Time to figure out food-plot plans

A big food plot is a great wildlife attractor, but make sure it’s in an area that won’t force deer to feed at night.

Summer should be beginning of fall deer success

The summer heat often fails to deliver warm, fuzzy feelings about this fall’s deer season. Yet few people get ready for a dream fishing trip to the Seychelles or start buying Christmas presents on Dec. 25, either.

Preparation is the key for any major event on the calendar, a spot deer hunting holds for a lot of hunters in the Carolinas. Sure, the time for planting fall food plots is several months down the road, but June is a perfect time to start making preparations.

While food plots aren’t always in every hunter’s playbook, if they have the capabilities and control of the land, they should invest time and money in them. The benefits extend beyond just a possible place to shoot a deer. They offer wildlife a solid food source for an extended period of time. A constant food supply can be crucial in the fall.

Deer are habitual creatures for most of the year, easily patterned on a day-to-day basis. However, the breeding season changes everything, and deer that followed a steady pattern will soon change their travel plans. Hunters can help offset the irregularities with a solid food source that produces from August through the last week of the season. Food plots can help regulate and acclimate deer to a certain area, but the placement of fall plots an the actual geographic location can be just as critical to what is planted.

Typically, most food plots are planted in places already under cultivation. While old food plots can be good places to break dirt again, other alternatives should be explored to make sure the time and money is spent at the right address.

The soil type, drainage class and soil chemistry will make or break a food plot. Areas destined for food plots should be chosen wisely. Areas that flood frequently, have high acid soils and are super dry should be avoided. However, if these sites are located in premium locations, land managers can modify these sites partially to correct some of these issues, such as installing drainage features on wet sites and rigorous lime applications on highly acidic sites. The time to begin should be right now, long before its time to put seeds in the dirt.

Timing is the deal

Not only do fall food plots provide beneficial nutrition to resident wildlife, they should be capable of attracting wildlife at the right moment during deer season. The plot’s location across the land can be critical to it being productive for hunting.

Quite often, food plots are planted along roads or in other highly traveled places because of the location of available open spaces. These plots can provide wildlife with adequate nutrition ­— but at the wrong time of day. These areas can provide enough disturbances during the day to allow crops to mature; they don’t always double as a good hunting plot, however, because deer will often use these areas more at night than during the day. Deer learn to visit these at night and find other places to forage during the day. Having deer visit a hunter’s masterpiece only at night is not exactly what they expected from the $2,000 of fertilizer, lime and premium seed.

Hunters can use trail cameras as plot watchers to find out when deer and other wildlife are munching on their hard work. By using them, hunters can find out when deer are visiting to food plots and when they get the most use.

Every hunter needs a shooting plot, and they are better suited for places with wooded protection on all sides. They should also be avoided as much as possible to allow deer to freely come in and feed throughout the day until the season arrives without any unnatural disturbances, which can include erecting stands and trimming out shooting lanes. Stand preparations along shooting plots should be finished during the summer, long before food plots are ever established — and that time is now.

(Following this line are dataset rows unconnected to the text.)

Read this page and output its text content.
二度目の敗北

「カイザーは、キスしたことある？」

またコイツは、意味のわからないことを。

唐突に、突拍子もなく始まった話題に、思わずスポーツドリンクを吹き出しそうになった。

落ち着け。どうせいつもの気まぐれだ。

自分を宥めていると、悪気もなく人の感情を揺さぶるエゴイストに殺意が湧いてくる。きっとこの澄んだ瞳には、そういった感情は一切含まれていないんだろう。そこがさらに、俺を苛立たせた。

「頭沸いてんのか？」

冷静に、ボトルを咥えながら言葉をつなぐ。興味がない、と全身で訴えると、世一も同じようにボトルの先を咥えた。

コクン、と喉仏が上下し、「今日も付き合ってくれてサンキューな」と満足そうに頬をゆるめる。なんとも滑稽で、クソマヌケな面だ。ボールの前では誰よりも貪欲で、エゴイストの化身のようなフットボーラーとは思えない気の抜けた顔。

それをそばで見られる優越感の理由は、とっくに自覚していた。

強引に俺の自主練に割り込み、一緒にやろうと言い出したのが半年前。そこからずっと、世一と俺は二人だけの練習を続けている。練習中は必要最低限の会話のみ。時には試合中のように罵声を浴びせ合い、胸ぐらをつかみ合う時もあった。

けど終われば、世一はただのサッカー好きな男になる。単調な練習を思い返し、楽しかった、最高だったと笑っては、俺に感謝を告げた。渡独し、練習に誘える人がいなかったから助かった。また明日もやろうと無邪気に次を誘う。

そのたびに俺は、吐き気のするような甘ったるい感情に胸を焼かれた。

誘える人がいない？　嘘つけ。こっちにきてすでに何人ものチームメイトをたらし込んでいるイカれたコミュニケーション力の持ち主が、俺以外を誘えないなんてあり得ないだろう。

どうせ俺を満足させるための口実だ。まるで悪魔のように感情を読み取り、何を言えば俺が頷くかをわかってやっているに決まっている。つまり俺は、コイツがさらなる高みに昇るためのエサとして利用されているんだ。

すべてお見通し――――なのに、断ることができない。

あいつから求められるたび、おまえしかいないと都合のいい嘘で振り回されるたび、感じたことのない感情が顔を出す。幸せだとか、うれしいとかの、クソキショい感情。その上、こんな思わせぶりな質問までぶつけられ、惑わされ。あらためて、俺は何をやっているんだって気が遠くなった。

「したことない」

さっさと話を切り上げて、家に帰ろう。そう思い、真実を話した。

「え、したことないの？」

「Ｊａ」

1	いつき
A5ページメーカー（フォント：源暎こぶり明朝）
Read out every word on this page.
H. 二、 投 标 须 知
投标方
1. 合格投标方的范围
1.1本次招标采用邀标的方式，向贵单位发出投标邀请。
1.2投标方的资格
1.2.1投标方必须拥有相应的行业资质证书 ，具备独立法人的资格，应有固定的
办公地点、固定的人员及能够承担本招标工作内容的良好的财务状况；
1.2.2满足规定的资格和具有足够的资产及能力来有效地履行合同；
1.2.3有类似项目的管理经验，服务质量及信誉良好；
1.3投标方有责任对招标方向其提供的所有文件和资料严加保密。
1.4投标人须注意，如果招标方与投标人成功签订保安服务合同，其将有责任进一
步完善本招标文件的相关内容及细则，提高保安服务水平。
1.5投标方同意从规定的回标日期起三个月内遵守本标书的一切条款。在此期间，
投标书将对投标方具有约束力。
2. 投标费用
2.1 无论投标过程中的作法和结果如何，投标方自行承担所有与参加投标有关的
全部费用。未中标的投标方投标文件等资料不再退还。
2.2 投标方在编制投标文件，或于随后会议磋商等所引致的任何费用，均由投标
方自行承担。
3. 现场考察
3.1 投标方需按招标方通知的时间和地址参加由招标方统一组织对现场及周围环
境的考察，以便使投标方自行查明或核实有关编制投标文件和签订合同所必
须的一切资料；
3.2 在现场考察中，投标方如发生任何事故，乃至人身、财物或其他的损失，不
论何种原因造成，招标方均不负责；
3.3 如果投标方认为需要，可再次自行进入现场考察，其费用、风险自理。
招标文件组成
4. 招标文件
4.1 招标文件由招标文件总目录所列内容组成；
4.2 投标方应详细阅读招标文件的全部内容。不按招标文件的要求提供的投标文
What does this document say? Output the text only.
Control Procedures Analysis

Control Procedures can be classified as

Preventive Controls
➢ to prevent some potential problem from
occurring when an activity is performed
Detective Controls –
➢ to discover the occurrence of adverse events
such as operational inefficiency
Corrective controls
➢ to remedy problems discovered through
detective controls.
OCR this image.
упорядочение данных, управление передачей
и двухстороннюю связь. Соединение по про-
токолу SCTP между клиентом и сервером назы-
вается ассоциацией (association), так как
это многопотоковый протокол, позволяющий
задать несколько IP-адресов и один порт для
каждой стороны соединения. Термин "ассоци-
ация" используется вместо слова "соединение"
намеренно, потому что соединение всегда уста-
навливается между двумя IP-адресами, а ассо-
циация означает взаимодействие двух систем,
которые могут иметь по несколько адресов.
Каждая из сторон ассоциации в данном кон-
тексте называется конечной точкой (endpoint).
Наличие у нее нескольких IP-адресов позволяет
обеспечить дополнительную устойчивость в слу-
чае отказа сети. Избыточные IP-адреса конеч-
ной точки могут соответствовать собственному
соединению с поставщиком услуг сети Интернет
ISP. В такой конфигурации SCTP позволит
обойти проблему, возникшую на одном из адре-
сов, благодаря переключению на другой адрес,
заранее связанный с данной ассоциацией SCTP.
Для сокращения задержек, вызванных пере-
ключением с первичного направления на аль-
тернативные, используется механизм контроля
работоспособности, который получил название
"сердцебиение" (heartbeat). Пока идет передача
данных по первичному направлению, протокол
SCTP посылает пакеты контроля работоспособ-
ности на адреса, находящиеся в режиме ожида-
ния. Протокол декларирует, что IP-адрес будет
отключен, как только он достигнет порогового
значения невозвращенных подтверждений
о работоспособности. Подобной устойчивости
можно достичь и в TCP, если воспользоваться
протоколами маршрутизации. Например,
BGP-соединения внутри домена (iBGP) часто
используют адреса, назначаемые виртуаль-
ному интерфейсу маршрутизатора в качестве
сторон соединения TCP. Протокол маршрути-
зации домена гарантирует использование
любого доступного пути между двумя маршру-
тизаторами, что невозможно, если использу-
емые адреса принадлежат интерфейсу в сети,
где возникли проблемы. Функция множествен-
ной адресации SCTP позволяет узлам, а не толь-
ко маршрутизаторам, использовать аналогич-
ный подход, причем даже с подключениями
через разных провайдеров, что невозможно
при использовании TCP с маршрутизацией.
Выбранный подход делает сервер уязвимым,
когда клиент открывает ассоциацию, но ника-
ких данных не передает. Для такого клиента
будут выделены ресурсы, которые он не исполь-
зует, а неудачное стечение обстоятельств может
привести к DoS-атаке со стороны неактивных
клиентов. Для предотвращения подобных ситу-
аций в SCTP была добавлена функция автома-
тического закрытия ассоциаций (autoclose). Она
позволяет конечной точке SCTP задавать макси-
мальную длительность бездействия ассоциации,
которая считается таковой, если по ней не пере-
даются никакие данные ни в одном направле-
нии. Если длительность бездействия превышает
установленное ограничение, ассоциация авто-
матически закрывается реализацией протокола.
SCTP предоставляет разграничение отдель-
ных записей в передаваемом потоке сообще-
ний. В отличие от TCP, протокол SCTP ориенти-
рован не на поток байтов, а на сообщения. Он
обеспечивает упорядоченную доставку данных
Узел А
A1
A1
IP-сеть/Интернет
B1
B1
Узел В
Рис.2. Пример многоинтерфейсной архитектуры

Put up stands on bean, peanut fields:

Hunters should thank their local farmers when peanuts and soybeans are on the horizon, because deer absolutely love these forage foods. And by August, these fields are littered with deer every morning and afternoon. The last thing a hunter should do is take off into these fields during August or September to erect a new stand and to trim out shooting lanes. It may not run off subordinate bucks and does early in the year, but it sure will get the attention of a mature buck when hunters show up making a lot of racket!

When hunters observe peanuts and soybean crops within their hunting leases, they should go ahead and make those preparations to set up stands in June long before the deer really start using these fields in the late summer and early fall.

About Jeff Burleson 1309 Articles
Jeff Burleson is a native of Lumberton, N.C., who lives in Myrtle Beach, S.C. He graduated from N.C. State University with a degree in fisheries and wildlife sciences and is a certified biologist and professional forester for Southern Palmetto Environmental Consulting.